Solving an Exponential Equation using Logs: Base-2 HW help (1 question)

[Doctor Beaker]

Solve for T.
The Problem: 5*2^-3t=45

 

[Steven G]

2^-3t =9
t=9/2^-3
t =9*8
t=72

wow t=72 on my 7,200th post

 

[Doctor Beaker]

2^-3t =9
t=9/2^-3
t =9*8
t=72

wow t=72 on my 7,200th post

I thought we would have to convert 2^-3t=9 into logarithmic form.

 

[Deleted member 4993]

Solve for T.
The Problem: 5*2^-3t=45

Is your problem statement:

\(\displaystyle 5 * 2^{-3} * t = 45\)

or

\(\displaystyle 5 * 2^{-3 * t} = 45\)

 

[Doctor Beaker]

Is your problem statement:

\(\displaystyle 5 * 2^{-3} * t = 45\)

or

\(\displaystyle 5 * 2^{-3 * t} = 45\)

The bottom one.

 

[Otis]

I thought we would have to convert 2^(-3t)=9 into logarithmic form.
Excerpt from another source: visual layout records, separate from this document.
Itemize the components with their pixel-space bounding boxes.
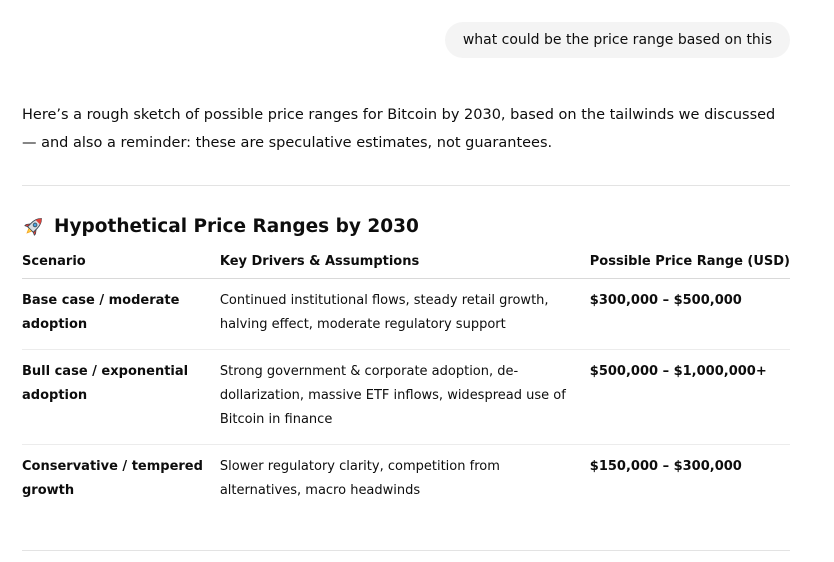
user-message-text: what could be the price range based on t…: [462, 32, 772, 48]
user-message-bubble: what could be the price range based on t…: [444, 22, 790, 58]
table-row: Base case / moderate adoption Continued …: [22, 278, 790, 350]
assistant-intro-text: Here’s a rough sketch of possible price …: [22, 107, 776, 151]
section-title: Hypothetical Price Ranges by 2030: [54, 215, 419, 237]
price-range-cell: $500,000 – $1,000,000+: [589, 349, 790, 445]
price-range-cell: $300,000 – $500,000: [589, 278, 790, 350]
price-range-table: Scenario Key Drivers & Assumptions Possi…: [22, 250, 790, 515]
header-price-range: Possible Price Range (USD): [589, 250, 790, 279]
scenario-cell: Bull case / exponential adoption: [22, 349, 220, 445]
drivers-cell: Continued institutional flows, steady re…: [219, 278, 590, 350]
scenario-cell: Conservative / tempered growth: [22, 459, 203, 498]
price-range-cell: $150,000 – $300,000: [589, 459, 742, 474]
table-header-row: Scenario Key Drivers & Assumptions Possi…: [22, 250, 790, 279]
drivers-cell: Slower regulatory clarity, competition f…: [219, 459, 500, 498]
table-row: Conservative / tempered growth Slower re…: [22, 445, 790, 516]
drivers-cell: Strong government & corporate adoption, …: [219, 349, 590, 445]
rocket-icon: [24, 218, 42, 236]
header-scenario: Scenario: [22, 250, 220, 279]
section-divider: [22, 185, 790, 186]
section-heading: Hypothetical Price Ranges by 2030: [22, 214, 419, 238]
header-drivers: Key Drivers & Assumptions: [219, 250, 590, 279]
scenario-cell: Base case / moderate adoption: [22, 278, 220, 350]
section-divider: [22, 550, 790, 551]
table-row: Bull case / exponential adoption Strong …: [22, 349, 790, 445]
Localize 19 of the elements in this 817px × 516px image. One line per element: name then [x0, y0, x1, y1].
Hi doc. I think Jomo might be playing a stunt, instead of correcting your notation.

… The Problem: 5*2^(-3t)=45

I've inserted the required grouping symbols, above.

Start by taking the base-2 logarithm of each side, and then apply the following property of logarithms (on the left-hand side).

log(n^c) = c · log(n)

At the end, you may use the property for changing bases (to convert your answer from base-2 to another base, if you desire).

Does that help?

?

 

[Doctor Beaker]

I'm confused. I got to this part so far: t=log2(9)/-3

 

[Otis]

I'm confused. I got to this part so far: t=log2(9)/-3

That's a correct answer, doc.

I would write it like this:

t = -1/3 · log₂(9)

If you would like to evaluate a decimal approximation, or, if you would like to express the exact answer in terms of the natural logarithm, then you may apply the change-of-base formula.

log_b(x) = ln(x)/ln(b)

?

 

[Doctor Beaker]

That's a correct answer, doc.

I would write it like this:

t = -1/3 · log₂(9)

If you would like to evaluate a decimal approximation, or if you would like to express the answer in terms of the natural logarithm (or base-10), then you may apply the change-of-base formula.

?

But where does the -1/3 come from? I can't remember how to get that.

 

[pka]

The bottom one is \(5\cdot 2^{-3t}=45\) or \(2^{-3t}=9\)
Using plain logarithms: \(-3t\log(2)=2\log(3)\)
So \(t=\dfrac{-2}{3}\dfrac{\log(3)}{\log(2)}\)

 

[Otis]

But where does the -1/3 come from? I can't remember how to get that.

Dividing by -3 is the same as multiplying by -1/3.

PS: An alternative notation for posting log_b(x) is log[b](x)

?

 

[Doctor Beaker]

Dividing by -3 is the same as multiplying by -1/3.

PS: An alternative notation for posting log_b(x) is log(x)

?

Thank you for your help.

 

[Otis]

Thank you for your help.

My pleasure. Did you see what pka did? He applied the same property to log₂(9) as we did earlier to log₂(2^-3t).

log₂(9) may be viewed as log₂(3²).

That's why we can write t = -2/3 · log₂(3)

?

 

[pka]

PS: An alternative notation for posting log_b(x) is log[b](x)

Perhaps you don't know that in most current mathematics instruction one common logarithm is used.
If anyone who might need say \(\log_2(3)\) that is equal to \(\dfrac{\log(3)}{\log(2)}\).
Those of us who following Leonard Gillman think the idea of logarithm should be simplified.